Cyclists are frequently confronted with the dangers posed by turning trucks, overtaking buses or cycle paths blocked by parked vehicles. However, near misses are not recorded in accident statistics and bicycles are not equipped with sensors capable of providing relevant data. The first findings on risks faced by cyclists are however now available as part of the “SimRa-Sicherheit im Radverkehr” project led by Professor Dr. David Bermbachof the Mobile Cloud Computing research group at TU Berlin and the Einstein Center Digital Future (ECDF).
David Bermbach and his colleagues have developed an app to collect data on “near- accidents” involving cyclists and other road users. Members of the public can download the SimRa app for free from the app store on their smartphone. The app uses GPS data to display routes and acceleration sensors to detect risk situations. To date, some 20,000 routes have been compiled and analyzed for Berlin. Data make it clear that streets used by cyclists with cars traveling in both directions and with parking spaces but without cycle paths are particularly dangerous. In such streets, cyclists are often overtaken with close passes by motorists traveling at high speed or else have to contend with tailgating.
When analyzing their data and comparing it with bicycle accident statistics for 2019, it came as little surprise to the researchers at TU Berlin and the ECDF to learn that major shopping streets, such as Kurfürstendamm and Friedrichstrasse, are unsuitable locations for leisurely bicycle rides.
More surprising perhaps was the fact that streets such as Weichselstraße in the borough of Friedrichshain-Kreuzberg or Elsenstraße in the borough of Treptow-Köpenick were also classified as medium-high and high risk. The section of Kronprinzessinnenweg between Havelchausee and Königstraße in the borough of Steglitz-Zehlendorf was similarly classified as medium-high risk. A frequent danger on this stretch documented by cyclists using the app was represented by vehicles overtaking too close to the cyclist. The stretch between Hüttenweg and Havelchaussee is currently blocked for motorized vehicles. The research team recommend that this measure be extended to the entire Kronprinzessinenweg as it is a very popular route for people making an outing by bike.
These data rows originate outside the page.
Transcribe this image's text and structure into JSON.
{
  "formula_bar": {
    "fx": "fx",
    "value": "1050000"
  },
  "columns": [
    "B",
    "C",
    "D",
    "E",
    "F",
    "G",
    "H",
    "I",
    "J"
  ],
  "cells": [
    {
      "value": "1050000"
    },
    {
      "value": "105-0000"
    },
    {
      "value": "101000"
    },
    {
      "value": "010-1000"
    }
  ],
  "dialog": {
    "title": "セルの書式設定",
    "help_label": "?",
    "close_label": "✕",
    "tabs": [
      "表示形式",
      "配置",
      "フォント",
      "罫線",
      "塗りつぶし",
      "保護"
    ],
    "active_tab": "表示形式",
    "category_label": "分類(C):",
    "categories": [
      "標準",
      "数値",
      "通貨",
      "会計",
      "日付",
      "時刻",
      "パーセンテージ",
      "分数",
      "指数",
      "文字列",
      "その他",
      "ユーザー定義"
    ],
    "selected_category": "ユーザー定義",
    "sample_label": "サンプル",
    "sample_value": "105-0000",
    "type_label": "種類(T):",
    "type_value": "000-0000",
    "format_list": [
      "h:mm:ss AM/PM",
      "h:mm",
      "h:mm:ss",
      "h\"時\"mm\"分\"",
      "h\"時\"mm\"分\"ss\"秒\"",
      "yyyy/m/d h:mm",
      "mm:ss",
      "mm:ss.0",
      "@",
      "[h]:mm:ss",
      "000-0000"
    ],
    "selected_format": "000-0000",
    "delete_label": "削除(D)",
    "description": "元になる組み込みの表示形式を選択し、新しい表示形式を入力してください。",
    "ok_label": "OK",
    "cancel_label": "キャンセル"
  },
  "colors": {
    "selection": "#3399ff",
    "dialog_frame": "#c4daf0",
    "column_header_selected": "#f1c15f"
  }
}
“Danger is widespread in Berlin and not just restricted to three or four corners of the city. But similar solutions can be used for similar problems,” explains Bermbach, who, together with his team, has developed potential solutions for particular road sections and intersections. Until traffic planning experts conduct the corresponding on-site analyses, however, these solutions are intended to serve as a basis for discussion rather than direct recommendations for implementation.
Research findings are visualized using an interactive street map showing all road sections and intersections with either a) at least 50 journeys or b) at least 10 journeys and a hazard score of 0.25 or more. “Users can click on street sections and intersections to view recorded incidents,” explains Bermbach. The incidents analyzed include overtaking with close passes or tailgating, vehicles entering or leaving a parking space, near-accidents occurring as a result of turning, oncoming road traffic, near-incidents of dooring, and obstructions or obstacles.
A further result map shows all road sections and intersections in Berlin with at least 10 journeys and above. Users can also click on road sections and intersections here to view recorded incidents. However, there are as yet insufficient data for many sections of road.
“We have conducted analyses using both result maps to create danger zone reports. We are publishing our research findings on the GitHub platform to make our data freely accessible and to enable us to regularly update the datasets,” says David Bermbach. “We are currently working on migrating data in half-yearly packets to an open data repository.” Open data repositories are large, freely accessible databases for long-term archiving of research data and are generally operated by libraries.
In the coming months, the researchers will be releasing the new machine learning-based incident detector. This will use AI processes to detect recurring patterns, such as incidents of full braking, recorded in the acceleration data in the app. The first results for other regions will also be compiled and presented soon. The project currently has 12 partner regions, including Munich, the Ruhr, and Bern in Switzerland.